Thursday, June 13, 2013

Finding yourself

Finding yourself


“I’m taking a year off to find myself.” That was a phrase that always annoyed me, partially because I never understood what it meant. What is finding yourself? I think even blind people know where they are, or have these people who are finding themselves suddenly become demented and assumed the identity of Waldo without knowing?


It wasn't until much long ago when I had to make my university choices that I understood what this phrase meant. It was more like “what was I born to do, and who am I” kind of question. And I’ve given myself quite a few good hard looks in the mirror, but I don’t know who I am. There’s nothing but a bare reflection looking back at me. And even though I know I’m whole, it was the very first time I felt empty. I didn't really know myself. Who was I exactly? I needed to find myself.


We go about our lives, doing what other people have dictated for us, and live by their set of rules. We've molded ourselves into becoming what others have wanted, perhaps for themselves, and I remembered the phrase from one of my favorite songs “Curtains are drawn but we’re still dressed.” There are a million ways to analyse this, but here’s one of my theories. We have been put on show for so long, that we’ve become used to it. It doesn't really matter who we really are, what our niche in life exactly is, because even when no ones watching, we’re still playing the characters we’ve been built into. We don’t try different roles to see which one suits us, because we’ve never gotten out of our original cast.


What happens if one day we get fed up of who we are? What if one day we want to find who we are, and just understand ourselves, but its too late? What if we’re so iron clad into this fixture that we never get out of it till it fully sets and drills us into itself? And I’ve heard people say “I know what I want to be. I want to be a doctor,” or “I want to be an engineer.” Honestly, I envy the people who say “I want to do arts,” or “I want to play music”. We stare down at these people like they’re inferior, when really, most of us are the lost souls who have no idea what we want to be.
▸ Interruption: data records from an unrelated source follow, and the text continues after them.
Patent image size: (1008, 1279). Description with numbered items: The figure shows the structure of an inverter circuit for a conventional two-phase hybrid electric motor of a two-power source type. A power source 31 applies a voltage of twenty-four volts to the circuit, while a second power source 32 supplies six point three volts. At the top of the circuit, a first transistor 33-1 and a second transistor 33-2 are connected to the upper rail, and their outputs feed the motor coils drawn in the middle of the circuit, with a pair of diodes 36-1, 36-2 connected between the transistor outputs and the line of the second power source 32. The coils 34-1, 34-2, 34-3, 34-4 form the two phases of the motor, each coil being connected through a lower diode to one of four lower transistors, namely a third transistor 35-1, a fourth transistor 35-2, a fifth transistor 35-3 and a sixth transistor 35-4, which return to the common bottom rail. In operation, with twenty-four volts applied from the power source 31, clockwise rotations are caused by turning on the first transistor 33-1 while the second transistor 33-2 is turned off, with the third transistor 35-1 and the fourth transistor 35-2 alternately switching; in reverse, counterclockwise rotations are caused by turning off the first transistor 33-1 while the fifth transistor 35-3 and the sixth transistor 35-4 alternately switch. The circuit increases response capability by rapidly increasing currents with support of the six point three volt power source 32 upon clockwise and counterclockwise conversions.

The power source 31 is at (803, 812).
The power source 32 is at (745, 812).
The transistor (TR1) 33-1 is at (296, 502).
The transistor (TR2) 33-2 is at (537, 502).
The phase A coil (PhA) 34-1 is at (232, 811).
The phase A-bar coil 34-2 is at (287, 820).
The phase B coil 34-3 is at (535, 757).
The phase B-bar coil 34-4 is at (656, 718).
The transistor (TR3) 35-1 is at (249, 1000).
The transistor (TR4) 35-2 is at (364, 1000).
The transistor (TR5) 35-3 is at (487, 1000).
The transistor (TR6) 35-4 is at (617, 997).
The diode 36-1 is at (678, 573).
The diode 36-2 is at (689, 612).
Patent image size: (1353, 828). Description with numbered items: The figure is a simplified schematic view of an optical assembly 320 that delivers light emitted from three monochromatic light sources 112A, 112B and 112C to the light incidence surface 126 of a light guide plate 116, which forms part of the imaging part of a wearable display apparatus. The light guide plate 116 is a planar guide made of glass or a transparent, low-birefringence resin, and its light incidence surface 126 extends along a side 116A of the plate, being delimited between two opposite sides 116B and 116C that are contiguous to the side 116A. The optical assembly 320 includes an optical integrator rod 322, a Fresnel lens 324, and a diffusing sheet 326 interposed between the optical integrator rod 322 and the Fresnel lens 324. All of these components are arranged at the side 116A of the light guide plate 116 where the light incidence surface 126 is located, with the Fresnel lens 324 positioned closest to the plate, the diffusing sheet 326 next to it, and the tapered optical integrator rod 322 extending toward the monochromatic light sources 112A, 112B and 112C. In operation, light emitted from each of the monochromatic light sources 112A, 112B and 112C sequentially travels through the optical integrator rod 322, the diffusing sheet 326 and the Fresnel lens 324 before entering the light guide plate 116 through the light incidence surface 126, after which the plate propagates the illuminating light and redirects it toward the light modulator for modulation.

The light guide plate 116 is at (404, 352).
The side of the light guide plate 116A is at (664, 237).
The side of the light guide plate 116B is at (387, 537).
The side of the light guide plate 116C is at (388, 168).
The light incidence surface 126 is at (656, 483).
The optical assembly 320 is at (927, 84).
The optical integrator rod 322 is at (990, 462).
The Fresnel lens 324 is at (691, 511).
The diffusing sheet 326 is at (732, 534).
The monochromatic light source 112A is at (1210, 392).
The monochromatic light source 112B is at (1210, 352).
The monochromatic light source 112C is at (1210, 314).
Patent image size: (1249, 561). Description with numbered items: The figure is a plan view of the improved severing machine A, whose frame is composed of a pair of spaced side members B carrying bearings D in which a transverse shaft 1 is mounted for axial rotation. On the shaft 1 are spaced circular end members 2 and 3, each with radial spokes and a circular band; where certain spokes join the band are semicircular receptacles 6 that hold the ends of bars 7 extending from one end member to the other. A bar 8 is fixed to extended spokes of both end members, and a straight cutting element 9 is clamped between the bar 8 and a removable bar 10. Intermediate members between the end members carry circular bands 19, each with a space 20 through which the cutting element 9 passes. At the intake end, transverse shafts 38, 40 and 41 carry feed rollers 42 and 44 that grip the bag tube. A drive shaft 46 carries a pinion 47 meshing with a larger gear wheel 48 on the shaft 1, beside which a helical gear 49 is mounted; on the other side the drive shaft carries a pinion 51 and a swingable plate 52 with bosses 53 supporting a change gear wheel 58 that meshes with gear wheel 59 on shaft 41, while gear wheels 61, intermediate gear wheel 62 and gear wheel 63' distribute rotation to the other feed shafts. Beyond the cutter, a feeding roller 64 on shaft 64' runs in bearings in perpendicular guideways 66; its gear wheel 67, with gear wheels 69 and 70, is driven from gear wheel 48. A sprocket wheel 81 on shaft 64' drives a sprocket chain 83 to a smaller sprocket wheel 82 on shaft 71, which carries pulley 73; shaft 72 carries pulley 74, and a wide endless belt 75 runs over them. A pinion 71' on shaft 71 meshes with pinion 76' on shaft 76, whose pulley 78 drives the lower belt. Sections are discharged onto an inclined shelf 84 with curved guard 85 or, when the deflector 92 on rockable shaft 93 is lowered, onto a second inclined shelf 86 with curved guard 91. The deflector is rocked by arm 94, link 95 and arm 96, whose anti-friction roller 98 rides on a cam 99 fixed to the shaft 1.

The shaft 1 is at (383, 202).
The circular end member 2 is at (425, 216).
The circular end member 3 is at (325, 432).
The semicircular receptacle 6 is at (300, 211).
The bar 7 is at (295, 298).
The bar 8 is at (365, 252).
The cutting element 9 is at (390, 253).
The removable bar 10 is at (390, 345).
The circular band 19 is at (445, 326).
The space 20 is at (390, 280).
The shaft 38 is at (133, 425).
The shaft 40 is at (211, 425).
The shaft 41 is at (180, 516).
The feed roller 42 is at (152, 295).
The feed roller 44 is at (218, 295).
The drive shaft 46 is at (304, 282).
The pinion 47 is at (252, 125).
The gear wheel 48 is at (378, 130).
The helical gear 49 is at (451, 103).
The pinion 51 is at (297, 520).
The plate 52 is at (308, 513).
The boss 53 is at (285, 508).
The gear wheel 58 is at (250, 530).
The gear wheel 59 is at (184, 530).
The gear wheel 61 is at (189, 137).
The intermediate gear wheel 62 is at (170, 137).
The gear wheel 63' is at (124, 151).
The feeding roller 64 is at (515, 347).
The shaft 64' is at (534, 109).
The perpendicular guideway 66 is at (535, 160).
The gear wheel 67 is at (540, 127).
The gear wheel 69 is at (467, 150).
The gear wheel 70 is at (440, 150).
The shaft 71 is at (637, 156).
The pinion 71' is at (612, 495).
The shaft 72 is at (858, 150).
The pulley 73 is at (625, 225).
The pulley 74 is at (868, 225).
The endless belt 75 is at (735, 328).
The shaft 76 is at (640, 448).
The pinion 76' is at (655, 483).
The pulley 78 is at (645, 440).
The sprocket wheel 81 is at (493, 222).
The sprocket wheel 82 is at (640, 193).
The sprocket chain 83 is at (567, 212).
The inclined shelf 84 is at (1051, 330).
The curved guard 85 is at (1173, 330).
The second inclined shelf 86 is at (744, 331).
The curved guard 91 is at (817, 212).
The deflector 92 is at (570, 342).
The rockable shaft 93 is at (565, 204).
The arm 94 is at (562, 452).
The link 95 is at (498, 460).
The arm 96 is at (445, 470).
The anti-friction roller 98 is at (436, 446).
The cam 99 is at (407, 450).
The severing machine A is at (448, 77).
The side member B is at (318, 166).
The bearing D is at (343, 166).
For me, I heard the sounds of people saying “doctor, doctor doctor.” Sometimes at night I might’ve even heard whispers of people telling me that. And so I went for it. I went for what the world intended me to do, because it seemed like the logical step to take. Money, job security and a good name; it seemed like the perfect package. Except I was the unhappily wrapped gift inside it.


I feel it inside me. I feel that I’m made for a reason, but I wish I knew what it was. And when I say made for a reason, I don’t mean I feel like I’m chosen, or I’m meant to be famous, but really made for something, a purpose. Kingdoms have fallen because the menial slaves couldn’t get their jobs done properly. But I still don’t know my true happiness. I still don’t know my true calling if you like to call it that.


And throughout this passage I’ve said we, us, you and me, and so far its just been a figure of speech really. But are there others out there who’re looking at a reflection they don’t understand, or is it just me? Because I bet there are many people who get something.Maybe not a full picture, but even a hazy one is fine. Maybe pixelated, maybe shaky, but I just feel like I wish I knew who I was. I go into exams and I come out of them wanting to rip my own head off, because I don’t get what’s going on. I don’t understand the reality of the matter. I don’t know who I am. Maybe if I did, I’d do something I love rather than something that is conventional. I really want to know who I am, I really want to understand the reason for my existence, but I feel it would take time, and I’ve always been taught time is money. Granted that I most probably will do nothing useful in this time, but thats the illusion I live in, becuase lets face it, giving up on a dream ( in this case finding yourself) because of the time it will take to accomplish is foolish because time till pass by anyway, but for now, I will find the comfort in knowing that I’m not alone, that I have someone beside me in this ugly world of unknown.


I don’t usually do this, but to end off, here’s a little … thingy, I honestly don’t know what to label it,song, poem, whatever, called “lost soul”. I hope you like it :)



Im trying to find myself,
In this ugly world,
I’m looking in a mirror,
But there’s nothing to be seen,


I hear people saying,
They’ve known who they want to be,
Is it just me,
Or are there people,
Looking at a,
Reflection they dont understand,


I think I was made for greater things,
I wish I knew for once what they were,


There’s a hollow form looking back at me,
And sometimes I look back and think,
Is this really me?
I really wish I knew myself,
I really wish someone would hold my hand,
And take me to the light,
Sadly I’m living a fantasy,
Sadly this is reality,


I guess I’ll have to live with,
Just someone being there by my side,
Someone who's just as lost as me,
Maybe we’ll find ourselves together,
Maybe we’ll even become a you and me.